The Catholic Medical Association also criticized the new FDA rule, saying the agency acted without regard to the “documented risks to women of the use of mifepristone: hemorrhage, infection, and retention of fetal remains (incomplete abortion).”
“The minimal safety provisions do not require the physician to be even in the same state where the pharmacy is dispensing the drug (mifepristone),” said Dr. Lester Ruppersberger, former President of the Catholic Medical Association, and Marie T. Hilliard, Senior Fellow at the National Catholic Bioethics Center, in a statement provided to Aleteia. “The FDA admits there is the potential for excessive bleeding and that there have been 28 deaths associated with the use of this drug. And while the FDA requires that the prescribing physician be able to provide or arrange for emergency care if side effects occur, how timely can that be with a physician miles away? Furthermore, no onsite or in-person physical assessment to even document the weeks of gestation or the location of the fetus is required. No follow-up physical examination is required to assess for an incomplete abortion and the resulting risks of continued bleeding, retained products of conception necessitating surgical removal, or infections, which can lead to infertility and in extreme cases even death.”

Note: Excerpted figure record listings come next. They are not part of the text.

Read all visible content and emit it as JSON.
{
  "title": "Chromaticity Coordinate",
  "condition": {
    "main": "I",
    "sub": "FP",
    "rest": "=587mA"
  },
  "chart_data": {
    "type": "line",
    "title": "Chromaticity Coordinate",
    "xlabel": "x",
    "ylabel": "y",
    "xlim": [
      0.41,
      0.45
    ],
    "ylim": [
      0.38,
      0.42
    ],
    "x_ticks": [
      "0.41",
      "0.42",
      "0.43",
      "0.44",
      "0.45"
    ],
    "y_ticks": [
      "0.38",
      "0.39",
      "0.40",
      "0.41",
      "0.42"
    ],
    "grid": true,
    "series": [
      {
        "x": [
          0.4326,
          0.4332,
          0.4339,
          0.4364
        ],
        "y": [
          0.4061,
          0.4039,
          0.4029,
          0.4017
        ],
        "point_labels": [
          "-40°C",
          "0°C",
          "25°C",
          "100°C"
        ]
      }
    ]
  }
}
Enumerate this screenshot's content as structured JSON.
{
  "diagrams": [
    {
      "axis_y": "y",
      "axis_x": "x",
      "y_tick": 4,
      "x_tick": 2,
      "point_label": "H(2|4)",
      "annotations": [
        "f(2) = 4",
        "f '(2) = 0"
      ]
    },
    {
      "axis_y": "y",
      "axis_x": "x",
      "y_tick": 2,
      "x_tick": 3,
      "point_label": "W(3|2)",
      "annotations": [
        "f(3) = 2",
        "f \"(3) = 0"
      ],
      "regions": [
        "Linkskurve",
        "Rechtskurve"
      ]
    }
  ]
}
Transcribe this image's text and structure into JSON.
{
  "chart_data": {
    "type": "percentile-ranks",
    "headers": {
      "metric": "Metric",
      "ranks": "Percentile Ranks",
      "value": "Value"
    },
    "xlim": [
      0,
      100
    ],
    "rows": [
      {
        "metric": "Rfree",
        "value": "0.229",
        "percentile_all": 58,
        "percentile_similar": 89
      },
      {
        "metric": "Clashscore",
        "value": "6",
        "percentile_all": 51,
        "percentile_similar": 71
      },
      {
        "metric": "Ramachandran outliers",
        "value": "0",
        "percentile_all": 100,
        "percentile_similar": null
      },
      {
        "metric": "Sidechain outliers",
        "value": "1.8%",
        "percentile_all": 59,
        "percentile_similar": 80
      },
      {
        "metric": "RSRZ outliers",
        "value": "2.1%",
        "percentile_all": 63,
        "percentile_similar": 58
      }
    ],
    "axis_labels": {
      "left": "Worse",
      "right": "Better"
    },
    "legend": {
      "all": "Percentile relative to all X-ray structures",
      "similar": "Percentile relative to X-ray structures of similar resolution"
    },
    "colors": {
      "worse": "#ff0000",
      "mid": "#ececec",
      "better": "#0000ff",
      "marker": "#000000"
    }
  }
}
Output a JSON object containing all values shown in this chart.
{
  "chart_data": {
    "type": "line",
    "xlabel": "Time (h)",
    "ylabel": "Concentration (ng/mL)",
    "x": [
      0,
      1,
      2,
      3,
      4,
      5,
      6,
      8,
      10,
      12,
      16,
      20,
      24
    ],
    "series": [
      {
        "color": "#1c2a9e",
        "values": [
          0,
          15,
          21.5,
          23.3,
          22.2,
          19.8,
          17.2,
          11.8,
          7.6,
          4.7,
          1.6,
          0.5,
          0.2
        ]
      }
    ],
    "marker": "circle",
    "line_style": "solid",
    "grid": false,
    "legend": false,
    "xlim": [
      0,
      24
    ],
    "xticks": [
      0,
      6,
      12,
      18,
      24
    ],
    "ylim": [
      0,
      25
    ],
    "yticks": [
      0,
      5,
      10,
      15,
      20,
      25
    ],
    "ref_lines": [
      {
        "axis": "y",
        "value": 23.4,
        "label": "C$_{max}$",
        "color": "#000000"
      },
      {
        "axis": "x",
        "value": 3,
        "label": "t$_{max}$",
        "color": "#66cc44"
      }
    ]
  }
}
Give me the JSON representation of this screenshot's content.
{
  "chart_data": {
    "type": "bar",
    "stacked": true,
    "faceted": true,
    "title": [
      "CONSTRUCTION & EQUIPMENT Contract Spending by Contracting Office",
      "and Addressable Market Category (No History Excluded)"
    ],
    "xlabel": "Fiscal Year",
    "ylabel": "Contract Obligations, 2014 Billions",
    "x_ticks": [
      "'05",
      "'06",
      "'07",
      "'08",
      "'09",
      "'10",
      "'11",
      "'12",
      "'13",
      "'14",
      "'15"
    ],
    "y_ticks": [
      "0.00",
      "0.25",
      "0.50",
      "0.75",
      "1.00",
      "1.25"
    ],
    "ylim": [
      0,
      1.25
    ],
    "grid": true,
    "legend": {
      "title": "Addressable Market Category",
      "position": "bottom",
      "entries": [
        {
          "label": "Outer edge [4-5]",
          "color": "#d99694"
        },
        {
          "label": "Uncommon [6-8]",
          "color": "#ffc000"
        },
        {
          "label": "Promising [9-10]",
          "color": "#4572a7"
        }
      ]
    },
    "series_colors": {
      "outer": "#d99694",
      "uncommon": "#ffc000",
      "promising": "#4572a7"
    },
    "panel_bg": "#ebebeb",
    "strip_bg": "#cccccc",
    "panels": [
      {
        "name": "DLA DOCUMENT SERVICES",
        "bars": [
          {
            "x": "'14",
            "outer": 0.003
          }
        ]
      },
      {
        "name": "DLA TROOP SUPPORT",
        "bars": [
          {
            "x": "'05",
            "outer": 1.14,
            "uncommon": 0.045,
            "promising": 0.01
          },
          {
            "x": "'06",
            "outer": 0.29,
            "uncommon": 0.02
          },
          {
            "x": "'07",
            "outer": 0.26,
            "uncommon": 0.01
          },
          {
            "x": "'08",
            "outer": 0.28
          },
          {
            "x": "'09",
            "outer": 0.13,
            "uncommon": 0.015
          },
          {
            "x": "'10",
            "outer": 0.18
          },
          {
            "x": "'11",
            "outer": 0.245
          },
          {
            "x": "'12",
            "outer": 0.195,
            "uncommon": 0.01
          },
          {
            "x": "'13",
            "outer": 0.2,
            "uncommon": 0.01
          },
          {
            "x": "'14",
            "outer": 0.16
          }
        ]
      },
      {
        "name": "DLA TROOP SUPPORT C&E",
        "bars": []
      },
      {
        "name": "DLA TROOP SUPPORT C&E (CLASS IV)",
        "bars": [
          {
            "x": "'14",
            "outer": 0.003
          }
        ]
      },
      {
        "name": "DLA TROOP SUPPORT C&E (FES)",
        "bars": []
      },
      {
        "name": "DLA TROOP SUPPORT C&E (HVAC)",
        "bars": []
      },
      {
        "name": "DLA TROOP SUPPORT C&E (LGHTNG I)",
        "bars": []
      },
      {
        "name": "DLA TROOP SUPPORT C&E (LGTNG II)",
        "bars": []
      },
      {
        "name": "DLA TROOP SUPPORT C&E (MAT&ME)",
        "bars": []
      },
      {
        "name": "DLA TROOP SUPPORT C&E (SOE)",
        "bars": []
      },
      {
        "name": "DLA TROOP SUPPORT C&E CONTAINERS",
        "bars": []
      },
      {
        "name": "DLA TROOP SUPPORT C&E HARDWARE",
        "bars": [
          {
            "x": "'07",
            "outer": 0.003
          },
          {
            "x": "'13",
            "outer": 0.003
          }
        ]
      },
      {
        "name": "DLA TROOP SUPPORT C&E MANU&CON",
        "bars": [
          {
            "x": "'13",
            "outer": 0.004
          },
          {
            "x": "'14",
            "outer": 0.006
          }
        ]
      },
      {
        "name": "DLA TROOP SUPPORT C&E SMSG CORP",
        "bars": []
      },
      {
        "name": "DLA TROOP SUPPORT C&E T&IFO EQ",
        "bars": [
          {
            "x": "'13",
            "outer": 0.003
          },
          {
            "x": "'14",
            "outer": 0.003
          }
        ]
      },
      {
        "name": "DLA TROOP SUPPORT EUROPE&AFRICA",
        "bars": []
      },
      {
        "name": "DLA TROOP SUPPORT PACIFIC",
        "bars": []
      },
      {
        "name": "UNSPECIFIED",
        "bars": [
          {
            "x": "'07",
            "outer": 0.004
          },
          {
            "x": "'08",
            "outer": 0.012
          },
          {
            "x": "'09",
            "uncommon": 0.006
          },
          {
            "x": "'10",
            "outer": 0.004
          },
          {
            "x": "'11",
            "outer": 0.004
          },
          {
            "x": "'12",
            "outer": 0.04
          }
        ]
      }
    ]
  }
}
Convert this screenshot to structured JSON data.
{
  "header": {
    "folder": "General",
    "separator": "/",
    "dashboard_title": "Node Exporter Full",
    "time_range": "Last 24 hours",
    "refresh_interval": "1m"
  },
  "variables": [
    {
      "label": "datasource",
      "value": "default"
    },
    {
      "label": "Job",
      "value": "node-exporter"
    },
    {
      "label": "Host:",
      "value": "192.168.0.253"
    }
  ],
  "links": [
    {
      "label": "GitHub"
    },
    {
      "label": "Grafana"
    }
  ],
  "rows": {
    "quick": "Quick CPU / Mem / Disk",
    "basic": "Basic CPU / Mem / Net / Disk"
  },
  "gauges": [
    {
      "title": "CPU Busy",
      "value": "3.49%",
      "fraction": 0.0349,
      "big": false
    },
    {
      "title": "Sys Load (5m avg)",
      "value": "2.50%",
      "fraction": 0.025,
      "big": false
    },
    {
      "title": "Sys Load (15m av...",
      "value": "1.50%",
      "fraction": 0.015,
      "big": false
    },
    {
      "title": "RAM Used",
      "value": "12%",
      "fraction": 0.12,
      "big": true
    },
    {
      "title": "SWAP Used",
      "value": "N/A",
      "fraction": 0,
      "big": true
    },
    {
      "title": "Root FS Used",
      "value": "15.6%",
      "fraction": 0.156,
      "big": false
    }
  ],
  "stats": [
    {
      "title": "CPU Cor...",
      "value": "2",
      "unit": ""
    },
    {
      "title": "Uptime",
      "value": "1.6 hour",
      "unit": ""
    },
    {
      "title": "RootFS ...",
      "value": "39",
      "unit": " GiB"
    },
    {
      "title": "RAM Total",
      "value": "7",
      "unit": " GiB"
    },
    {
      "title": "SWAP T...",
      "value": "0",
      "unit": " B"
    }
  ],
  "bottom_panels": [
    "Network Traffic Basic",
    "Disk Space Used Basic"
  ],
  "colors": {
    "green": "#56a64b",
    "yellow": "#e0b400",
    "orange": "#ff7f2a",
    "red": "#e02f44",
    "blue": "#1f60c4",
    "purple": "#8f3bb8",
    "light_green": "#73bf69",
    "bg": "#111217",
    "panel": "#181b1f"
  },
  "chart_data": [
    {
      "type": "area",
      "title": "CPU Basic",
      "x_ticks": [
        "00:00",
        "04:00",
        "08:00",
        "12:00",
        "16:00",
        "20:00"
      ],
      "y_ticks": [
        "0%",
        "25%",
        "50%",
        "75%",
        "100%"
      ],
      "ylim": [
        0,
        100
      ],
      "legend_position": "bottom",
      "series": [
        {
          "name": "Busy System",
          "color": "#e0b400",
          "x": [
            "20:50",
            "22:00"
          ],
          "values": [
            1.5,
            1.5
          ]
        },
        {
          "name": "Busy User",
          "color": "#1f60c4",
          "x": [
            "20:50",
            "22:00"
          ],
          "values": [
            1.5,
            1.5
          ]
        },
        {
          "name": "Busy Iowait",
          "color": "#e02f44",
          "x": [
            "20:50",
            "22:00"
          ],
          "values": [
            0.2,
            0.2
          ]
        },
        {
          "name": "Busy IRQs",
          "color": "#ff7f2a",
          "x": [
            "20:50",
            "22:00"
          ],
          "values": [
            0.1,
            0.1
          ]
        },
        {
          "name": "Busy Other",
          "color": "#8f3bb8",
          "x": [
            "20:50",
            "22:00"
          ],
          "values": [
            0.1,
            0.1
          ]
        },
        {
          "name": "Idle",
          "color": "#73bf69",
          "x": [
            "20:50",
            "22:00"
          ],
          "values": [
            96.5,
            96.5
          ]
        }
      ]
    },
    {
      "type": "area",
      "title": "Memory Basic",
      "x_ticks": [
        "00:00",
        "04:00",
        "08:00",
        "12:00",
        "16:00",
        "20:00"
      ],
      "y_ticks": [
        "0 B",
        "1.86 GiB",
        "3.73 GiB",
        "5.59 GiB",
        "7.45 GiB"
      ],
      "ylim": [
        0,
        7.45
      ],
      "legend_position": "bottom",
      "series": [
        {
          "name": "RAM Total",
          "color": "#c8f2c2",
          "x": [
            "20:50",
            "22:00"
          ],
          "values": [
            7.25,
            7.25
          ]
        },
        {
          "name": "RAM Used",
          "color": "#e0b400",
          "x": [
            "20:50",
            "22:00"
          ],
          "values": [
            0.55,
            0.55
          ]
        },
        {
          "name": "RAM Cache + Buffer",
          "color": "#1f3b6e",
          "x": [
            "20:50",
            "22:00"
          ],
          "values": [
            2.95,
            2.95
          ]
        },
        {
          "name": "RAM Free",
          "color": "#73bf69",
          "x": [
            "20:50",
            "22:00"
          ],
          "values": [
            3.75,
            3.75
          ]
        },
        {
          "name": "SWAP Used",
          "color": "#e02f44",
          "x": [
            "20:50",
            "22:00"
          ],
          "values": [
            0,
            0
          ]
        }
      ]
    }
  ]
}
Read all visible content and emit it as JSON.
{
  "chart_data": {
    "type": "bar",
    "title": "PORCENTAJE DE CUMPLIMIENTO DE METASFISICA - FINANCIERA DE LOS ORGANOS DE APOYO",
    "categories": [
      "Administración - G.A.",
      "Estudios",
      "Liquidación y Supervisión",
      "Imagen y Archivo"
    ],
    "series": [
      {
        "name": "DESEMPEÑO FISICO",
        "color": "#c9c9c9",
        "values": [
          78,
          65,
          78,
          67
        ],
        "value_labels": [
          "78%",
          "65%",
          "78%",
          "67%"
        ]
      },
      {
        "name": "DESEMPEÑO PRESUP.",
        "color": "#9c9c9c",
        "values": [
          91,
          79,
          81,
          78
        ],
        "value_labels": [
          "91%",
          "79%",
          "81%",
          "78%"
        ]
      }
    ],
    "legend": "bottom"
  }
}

Dr. Harrison, a board-certified ob-gyn, said the potential for life-threatening bleeding is significant. “Mifeprex [the brand name for mifepristone] interferes with the ability of a woman’s womb to clamp down and stop bleeding,” she said. “So the hemorrhage that you see with Mifeprex complication abortion is massive hemorrhaging.”
The risk of life-threatening infection is also increased because Mifeprex suppresses a woman’s immune system, making it more difficult for her to fight off serious infection, she said.
Both AAPLOG and the Catholic Medical Association also warn of the potential for abuse when a woman seeking a chemical abortion can obtain a prescription without an in-person visit.
“With a telemedicine visit, you have no idea who is standing behind the screen,” Harrison said. “So this is a perfect opportunity for pimps and abusers to coerce abortion. And even then you don’t know if the woman who is ‘applying’ over the internet is the same woman who is going to receive the drug. There’s huge potential for abuse.”